Enter into God's gates, all who are seek a world restored!
Gather and give praise to the One who has redeemed the world!


Confession
You have done marvelous things God. You restored your people, Israel, after through their foolish and unfaithful ways they were sent into exile in Babylon. You sustained your people in that strange land where they could not find joy, and brought them back to the land you made for them. You restored them as a people, and set them on the path to restoration as your holy people.
In the fullness of time, you sent your son Jesus to restore your creation. To add the gentiles, through adoption, to your people Israel. You made strangers into children of God. You made outsiders into insiders.

You have called us to be your church. To witness to the world what you have done so others may learn of your power, and live lives of hope, purpose and faithfulness. While we gather with joy, we also share our sorrows. Lives broken by oppression and violence. Confusion in knowing how to deal with our past failures. Touble in knowing what we are to do as your people.

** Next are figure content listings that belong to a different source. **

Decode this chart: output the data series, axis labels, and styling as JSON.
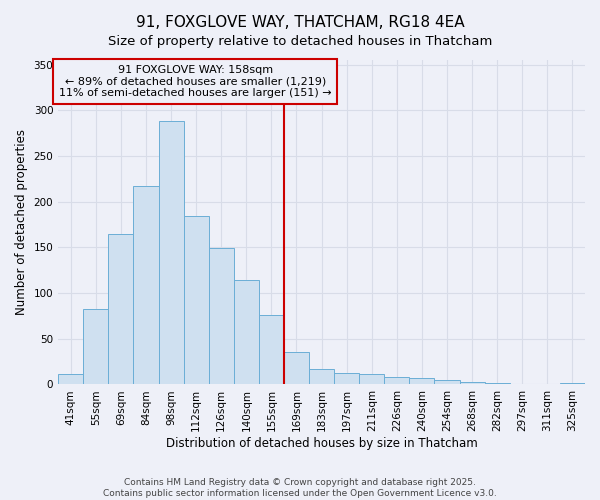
{
  "title": "91, FOXGLOVE WAY, THATCHAM, RG18 4EA",
  "subtitle": "Size of property relative to detached houses in Thatcham",
  "xlabel": "Distribution of detached houses by size in Thatcham",
  "ylabel": "Number of detached properties",
  "categories": [
    "41sqm",
    "55sqm",
    "69sqm",
    "84sqm",
    "98sqm",
    "112sqm",
    "126sqm",
    "140sqm",
    "155sqm",
    "169sqm",
    "183sqm",
    "197sqm",
    "211sqm",
    "226sqm",
    "240sqm",
    "254sqm",
    "268sqm",
    "282sqm",
    "297sqm",
    "311sqm",
    "325sqm"
  ],
  "values": [
    11,
    83,
    165,
    217,
    288,
    184,
    149,
    114,
    76,
    35,
    17,
    12,
    11,
    8,
    7,
    5,
    3,
    2,
    1,
    0,
    2
  ],
  "bar_color": "#cfe0f0",
  "bar_edge_color": "#6baed6",
  "vline_x_index": 8,
  "vline_color": "#cc0000",
  "annotation_title": "91 FOXGLOVE WAY: 158sqm",
  "annotation_line1": "← 89% of detached houses are smaller (1,219)",
  "annotation_line2": "11% of semi-detached houses are larger (151) →",
  "annotation_box_color": "#cc0000",
  "ylim": [
    0,
    355
  ],
  "yticks": [
    0,
    50,
    100,
    150,
    200,
    250,
    300,
    350
  ],
  "footer1": "Contains HM Land Registry data © Crown copyright and database right 2025.",
  "footer2": "Contains public sector information licensed under the Open Government Licence v3.0.",
  "bg_color": "#eef0f8",
  "grid_color": "#d8dce8",
  "title_fontsize": 11,
  "subtitle_fontsize": 9.5,
  "axis_label_fontsize": 8.5,
  "tick_fontsize": 7.5,
  "annotation_fontsize": 8,
  "footer_fontsize": 6.5
}
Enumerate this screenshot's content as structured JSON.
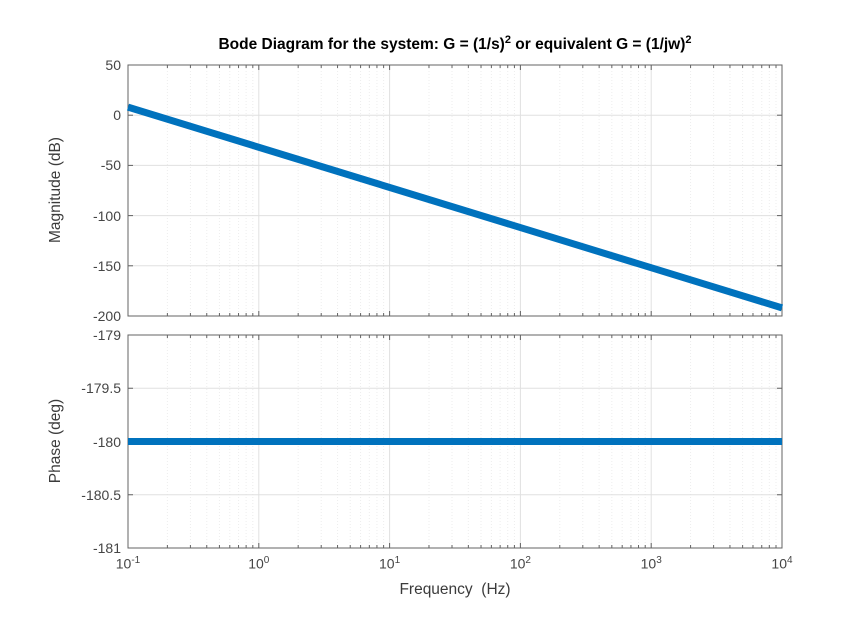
{
  "figure": {
    "title": {
      "part1": "Bode Diagram for the system: G = (1/s)",
      "sup1": "2",
      "part2": " or equivalent G = (1/jw)",
      "sup2": "2"
    },
    "xlabel": "Frequency  (Hz)",
    "background": "#ffffff"
  },
  "colors": {
    "line": "#0072BD",
    "axis": "#636363",
    "grid_major": "#e0e0e0",
    "grid_minor": "#ededed",
    "tick_text": "#454545",
    "label_text": "#3b3b3b",
    "title_text": "#000000"
  },
  "style": {
    "line_width": 7,
    "major_tick_len": 5,
    "minor_tick_len": 3
  },
  "chart_data": [
    {
      "name": "magnitude-subplot",
      "type": "line",
      "title": "Bode Diagram for the system: G = (1/s)^2 or equivalent G = (1/jw)^2",
      "xlabel": "Frequency  (Hz)",
      "ylabel": "Magnitude (dB)",
      "x_scale": "log",
      "xlim": [
        0.1,
        10000
      ],
      "ylim": [
        -200,
        50
      ],
      "yticks": [
        50,
        0,
        -50,
        -100,
        -150,
        -200
      ],
      "x_tick_exponents": [
        -1,
        0,
        1,
        2,
        3,
        4
      ],
      "grid": true,
      "minor_grid_x": true,
      "legend": "none",
      "slope_dB_per_decade": -40,
      "series": [
        {
          "name": "magnitude",
          "color": "#0072BD",
          "points": [
            [
              0.1,
              8.07
            ],
            [
              10000,
              -191.93
            ]
          ]
        }
      ]
    },
    {
      "name": "phase-subplot",
      "type": "line",
      "xlabel": "Frequency  (Hz)",
      "ylabel": "Phase (deg)",
      "x_scale": "log",
      "xlim": [
        0.1,
        10000
      ],
      "ylim": [
        -181,
        -179
      ],
      "yticks": [
        -179,
        -179.5,
        -180,
        -180.5,
        -181
      ],
      "x_tick_exponents": [
        -1,
        0,
        1,
        2,
        3,
        4
      ],
      "grid": true,
      "minor_grid_x": true,
      "legend": "none",
      "series": [
        {
          "name": "phase",
          "color": "#0072BD",
          "points": [
            [
              0.1,
              -180
            ],
            [
              10000,
              -180
            ]
          ]
        }
      ]
    }
  ]
}
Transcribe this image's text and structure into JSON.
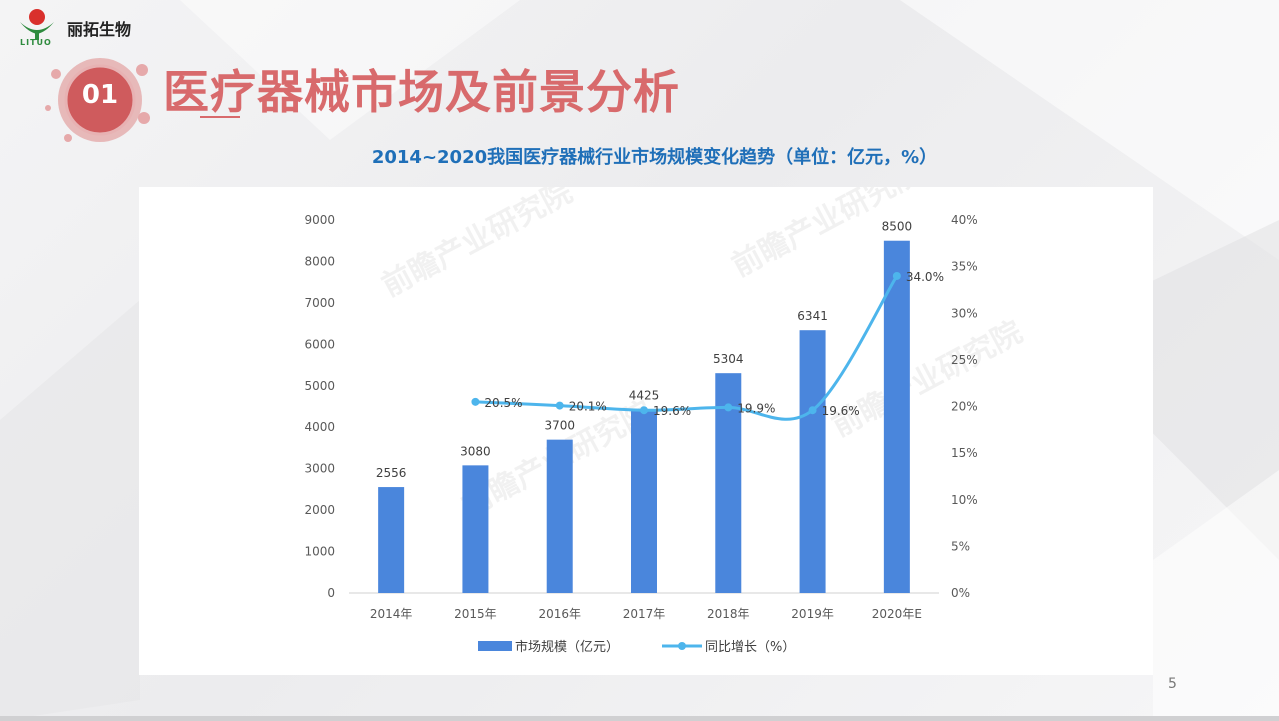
{
  "logo": {
    "name": "丽拓生物",
    "sub": "LITUO"
  },
  "section": {
    "number": "01",
    "title": "医疗器械市场及前景分析"
  },
  "chart_heading": "2014~2020我国医疗器械行业市场规模变化趋势（单位：亿元，%）",
  "page_number": "5",
  "watermark": "前瞻产业研究院",
  "colors": {
    "bar": "#4a86dc",
    "line": "#4db5ec",
    "title": "#d86a6c",
    "heading": "#1f6fb8"
  },
  "chart_data": {
    "type": "bar",
    "categories": [
      "2014年",
      "2015年",
      "2016年",
      "2017年",
      "2018年",
      "2019年",
      "2020年E"
    ],
    "series": [
      {
        "name": "市场规模（亿元）",
        "type": "bar",
        "axis": "left",
        "values": [
          2556,
          3080,
          3700,
          4425,
          5304,
          6341,
          8500
        ],
        "labels": [
          "2556",
          "3080",
          "3700",
          "4425",
          "5304",
          "6341",
          "8500"
        ]
      },
      {
        "name": "同比增长（%）",
        "type": "line",
        "axis": "right",
        "values": [
          null,
          20.5,
          20.1,
          19.6,
          19.9,
          19.6,
          34.0
        ],
        "labels": [
          "",
          "20.5%",
          "20.1%",
          "19.6%",
          "19.9%",
          "19.6%",
          "34.0%"
        ]
      }
    ],
    "y_left": {
      "min": 0,
      "max": 9000,
      "ticks": [
        "0",
        "1000",
        "2000",
        "3000",
        "4000",
        "5000",
        "6000",
        "7000",
        "8000",
        "9000"
      ]
    },
    "y_right": {
      "min": 0,
      "max": 40,
      "ticks": [
        "0%",
        "5%",
        "10%",
        "15%",
        "20%",
        "25%",
        "30%",
        "35%",
        "40%"
      ]
    },
    "grid": false,
    "legend_position": "bottom"
  }
}
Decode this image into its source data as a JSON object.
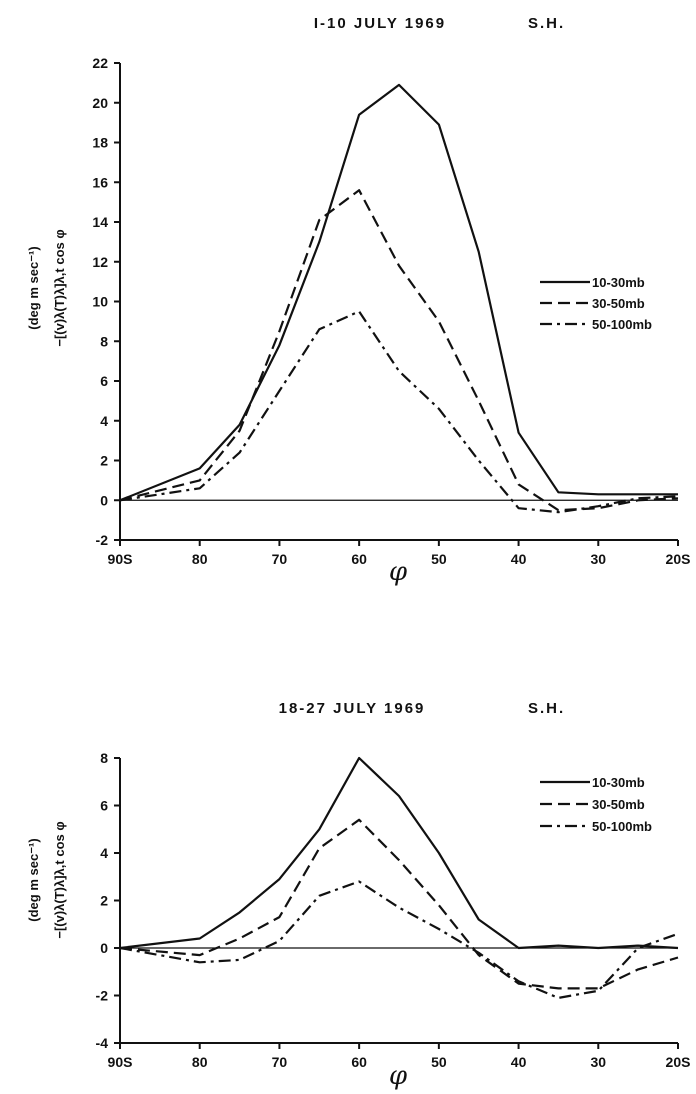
{
  "chart_data": [
    {
      "type": "line",
      "title": "I-10  JULY  1969",
      "title_right": "S.H.",
      "xlabel": "φ",
      "ylabel_line1": "(deg m sec⁻¹)",
      "ylabel_line2": "−[(v)λ(T)λ]λ,t  cos φ",
      "x_ticks": [
        "90S",
        "80",
        "70",
        "60",
        "50",
        "40",
        "30",
        "20S"
      ],
      "xlim": [
        90,
        20
      ],
      "ylim": [
        -2,
        22
      ],
      "y_ticks": [
        "-2",
        "0",
        "2",
        "4",
        "6",
        "8",
        "10",
        "12",
        "14",
        "16",
        "18",
        "20",
        "22"
      ],
      "x": [
        90,
        80,
        75,
        70,
        65,
        60,
        55,
        50,
        45,
        40,
        35,
        30,
        25,
        20
      ],
      "series": [
        {
          "name": "10-30mb",
          "style": "solid",
          "values": [
            0,
            1.6,
            3.8,
            7.8,
            13.0,
            19.4,
            20.9,
            18.9,
            12.5,
            3.4,
            0.4,
            0.3,
            0.3,
            0.3
          ]
        },
        {
          "name": "30-50mb",
          "style": "dashed",
          "values": [
            0,
            1.0,
            3.5,
            8.5,
            14.1,
            15.6,
            11.8,
            9.0,
            5.0,
            0.8,
            -0.5,
            -0.4,
            0.0,
            0.1
          ]
        },
        {
          "name": "50-100mb",
          "style": "dashdot",
          "values": [
            0,
            0.6,
            2.4,
            5.5,
            8.6,
            9.5,
            6.5,
            4.6,
            2.0,
            -0.4,
            -0.6,
            -0.3,
            0.1,
            0.2
          ]
        }
      ]
    },
    {
      "type": "line",
      "title": "18-27  JULY  1969",
      "title_right": "S.H.",
      "xlabel": "φ",
      "ylabel_line1": "(deg m sec⁻¹)",
      "ylabel_line2": "−[(v)λ(T)λ]λ,t  cos φ",
      "x_ticks": [
        "90S",
        "80",
        "70",
        "60",
        "50",
        "40",
        "30",
        "20S"
      ],
      "xlim": [
        90,
        20
      ],
      "ylim": [
        -4,
        8
      ],
      "y_ticks": [
        "-4",
        "-2",
        "0",
        "2",
        "4",
        "6",
        "8"
      ],
      "x": [
        90,
        80,
        75,
        70,
        65,
        60,
        55,
        50,
        45,
        40,
        35,
        30,
        25,
        20
      ],
      "series": [
        {
          "name": "10-30mb",
          "style": "solid",
          "values": [
            0,
            0.4,
            1.5,
            2.9,
            5.0,
            8.0,
            6.4,
            4.0,
            1.2,
            0.0,
            0.1,
            0.0,
            0.1,
            0.0
          ]
        },
        {
          "name": "30-50mb",
          "style": "dashed",
          "values": [
            0,
            -0.3,
            0.4,
            1.3,
            4.2,
            5.4,
            3.7,
            1.8,
            -0.3,
            -1.5,
            -1.7,
            -1.7,
            -0.9,
            -0.4
          ]
        },
        {
          "name": "50-100mb",
          "style": "dashdot",
          "values": [
            0,
            -0.6,
            -0.5,
            0.3,
            2.2,
            2.8,
            1.7,
            0.8,
            -0.2,
            -1.4,
            -2.1,
            -1.8,
            0.0,
            0.6
          ]
        }
      ]
    }
  ]
}
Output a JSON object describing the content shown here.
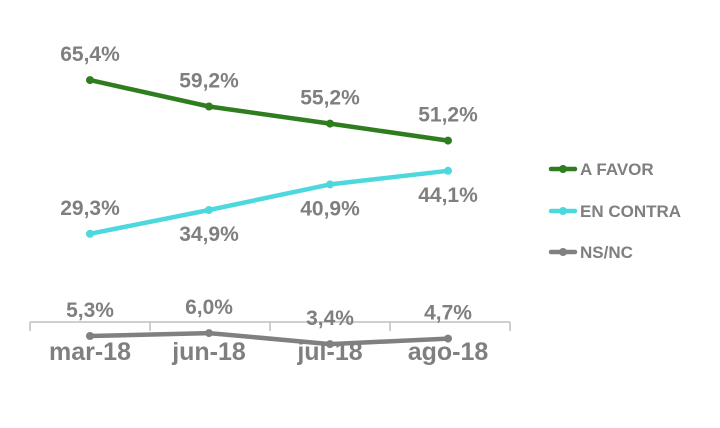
{
  "chart_data": {
    "type": "line",
    "categories": [
      "mar-18",
      "jun-18",
      "jul-18",
      "ago-18"
    ],
    "series": [
      {
        "name": "A FAVOR",
        "values": [
          65.4,
          59.2,
          55.2,
          51.2
        ],
        "labels": [
          "65,4%",
          "59,2%",
          "55,2%",
          "51,2%"
        ],
        "color": "#2e7d1e"
      },
      {
        "name": "EN CONTRA",
        "values": [
          29.3,
          34.9,
          40.9,
          44.1
        ],
        "labels": [
          "29,3%",
          "34,9%",
          "40,9%",
          "44,1%"
        ],
        "color": "#4dd8de"
      },
      {
        "name": "NS/NC",
        "values": [
          5.3,
          6.0,
          3.4,
          4.7
        ],
        "labels": [
          "5,3%",
          "6,0%",
          "3,4%",
          "4,7%"
        ],
        "color": "#808080"
      }
    ],
    "title": "",
    "xlabel": "",
    "ylabel": "",
    "grid": false,
    "legend": "right"
  }
}
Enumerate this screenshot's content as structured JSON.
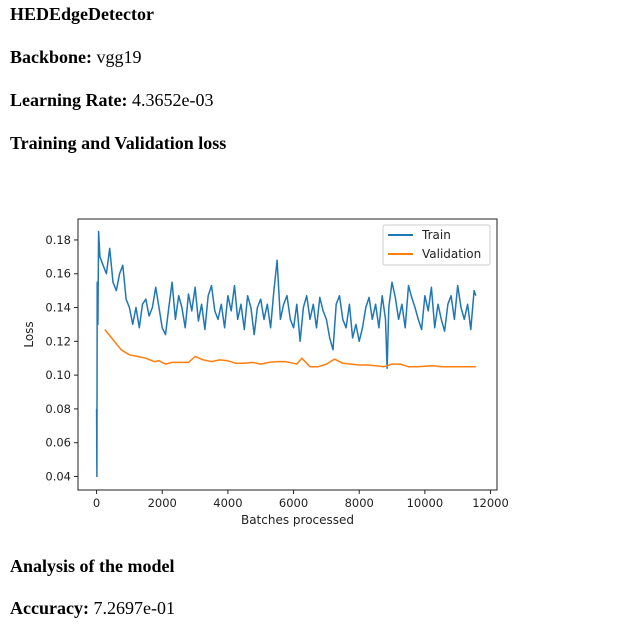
{
  "model_name": "HEDEdgeDetector",
  "backbone": {
    "label": "Backbone:",
    "value": "vgg19"
  },
  "learning_rate": {
    "label": "Learning Rate:",
    "value": "4.3652e-03"
  },
  "loss_heading": "Training and Validation loss",
  "analysis_heading": "Analysis of the model",
  "accuracy": {
    "label": "Accuracy:",
    "value": "7.2697e-01"
  },
  "chart_data": {
    "type": "line",
    "title": "",
    "xlabel": "Batches processed",
    "ylabel": "Loss",
    "xlim": [
      -566,
      12197
    ],
    "ylim": [
      0.032,
      0.1924
    ],
    "xticks": [
      "0",
      "2000",
      "4000",
      "6000",
      "8000",
      "10000",
      "12000"
    ],
    "yticks": [
      "0.04",
      "0.06",
      "0.08",
      "0.10",
      "0.12",
      "0.14",
      "0.16",
      "0.18"
    ],
    "grid": false,
    "legend_position": "top-right",
    "series": [
      {
        "name": "Train",
        "color": "#1f77b4",
        "x": [
          0,
          10,
          20,
          40,
          60,
          100,
          200,
          300,
          400,
          500,
          600,
          700,
          800,
          900,
          1000,
          1100,
          1200,
          1300,
          1400,
          1500,
          1600,
          1700,
          1800,
          1900,
          2000,
          2100,
          2200,
          2300,
          2400,
          2500,
          2600,
          2700,
          2800,
          2900,
          3000,
          3100,
          3200,
          3300,
          3400,
          3500,
          3600,
          3700,
          3800,
          3900,
          4000,
          4100,
          4200,
          4300,
          4400,
          4500,
          4600,
          4700,
          4800,
          4900,
          5000,
          5100,
          5200,
          5300,
          5400,
          5500,
          5600,
          5700,
          5800,
          5900,
          6000,
          6100,
          6200,
          6300,
          6400,
          6500,
          6600,
          6700,
          6800,
          6900,
          7000,
          7100,
          7200,
          7300,
          7400,
          7500,
          7600,
          7700,
          7800,
          7900,
          8000,
          8100,
          8200,
          8300,
          8400,
          8500,
          8600,
          8700,
          8800,
          8850,
          8900,
          9000,
          9100,
          9200,
          9300,
          9400,
          9500,
          9600,
          9700,
          9800,
          9900,
          10000,
          10100,
          10200,
          10300,
          10400,
          10500,
          10600,
          10700,
          10800,
          10900,
          11000,
          11100,
          11200,
          11300,
          11400,
          11500,
          11550
        ],
        "y": [
          0.08,
          0.04,
          0.155,
          0.13,
          0.185,
          0.17,
          0.165,
          0.16,
          0.175,
          0.155,
          0.15,
          0.16,
          0.165,
          0.145,
          0.14,
          0.13,
          0.14,
          0.128,
          0.142,
          0.145,
          0.135,
          0.14,
          0.152,
          0.14,
          0.128,
          0.124,
          0.14,
          0.155,
          0.133,
          0.147,
          0.14,
          0.128,
          0.148,
          0.138,
          0.152,
          0.132,
          0.142,
          0.127,
          0.147,
          0.153,
          0.138,
          0.133,
          0.142,
          0.128,
          0.147,
          0.138,
          0.153,
          0.133,
          0.142,
          0.127,
          0.147,
          0.14,
          0.124,
          0.14,
          0.145,
          0.133,
          0.142,
          0.128,
          0.15,
          0.168,
          0.133,
          0.142,
          0.147,
          0.133,
          0.128,
          0.142,
          0.12,
          0.14,
          0.147,
          0.133,
          0.142,
          0.128,
          0.146,
          0.138,
          0.133,
          0.122,
          0.115,
          0.142,
          0.147,
          0.133,
          0.128,
          0.142,
          0.122,
          0.13,
          0.12,
          0.128,
          0.14,
          0.146,
          0.133,
          0.142,
          0.128,
          0.147,
          0.133,
          0.104,
          0.14,
          0.155,
          0.146,
          0.133,
          0.142,
          0.128,
          0.153,
          0.146,
          0.14,
          0.133,
          0.127,
          0.147,
          0.138,
          0.152,
          0.128,
          0.142,
          0.133,
          0.126,
          0.142,
          0.147,
          0.133,
          0.153,
          0.14,
          0.133,
          0.142,
          0.127,
          0.15,
          0.147
        ]
      },
      {
        "name": "Validation",
        "color": "#ff7f0e",
        "x": [
          250,
          500,
          750,
          1000,
          1250,
          1500,
          1750,
          1900,
          2100,
          2300,
          2600,
          2800,
          3000,
          3250,
          3500,
          3750,
          4000,
          4250,
          4500,
          4750,
          5000,
          5250,
          5500,
          5750,
          6000,
          6100,
          6250,
          6500,
          6750,
          7000,
          7250,
          7500,
          7750,
          8000,
          8250,
          8500,
          8750,
          9000,
          9250,
          9500,
          9750,
          10000,
          10250,
          10500,
          10750,
          11000,
          11250,
          11550
        ],
        "y": [
          0.127,
          0.121,
          0.115,
          0.112,
          0.111,
          0.11,
          0.108,
          0.1085,
          0.1065,
          0.1075,
          0.1075,
          0.1075,
          0.111,
          0.109,
          0.108,
          0.109,
          0.1085,
          0.107,
          0.107,
          0.1075,
          0.1065,
          0.1075,
          0.108,
          0.108,
          0.107,
          0.1065,
          0.11,
          0.105,
          0.105,
          0.1065,
          0.1095,
          0.107,
          0.1065,
          0.106,
          0.106,
          0.1055,
          0.105,
          0.1065,
          0.1065,
          0.105,
          0.105,
          0.1052,
          0.1055,
          0.105,
          0.105,
          0.105,
          0.105,
          0.105
        ]
      }
    ]
  }
}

Speak your word to us that our sorrow may turn to joy. That our wounds be bound us, such that we might begin again. Bring us into your new land, and let our old lives become a distant memory. We turn to you as the Source of New Life. The One who can make all things new.



Offering
Remember again, children of God, that through the power of Christ you have been made a new creation. While the residue of the old life may linker and cause us to fall into old ways, we are a new creation. The power of the Holy Spirit, if we are willing, is working within us such that we can experience in this life the joy that God has for us in the next. Be confident in the grace of God and the sustaining power of Christ's spirit.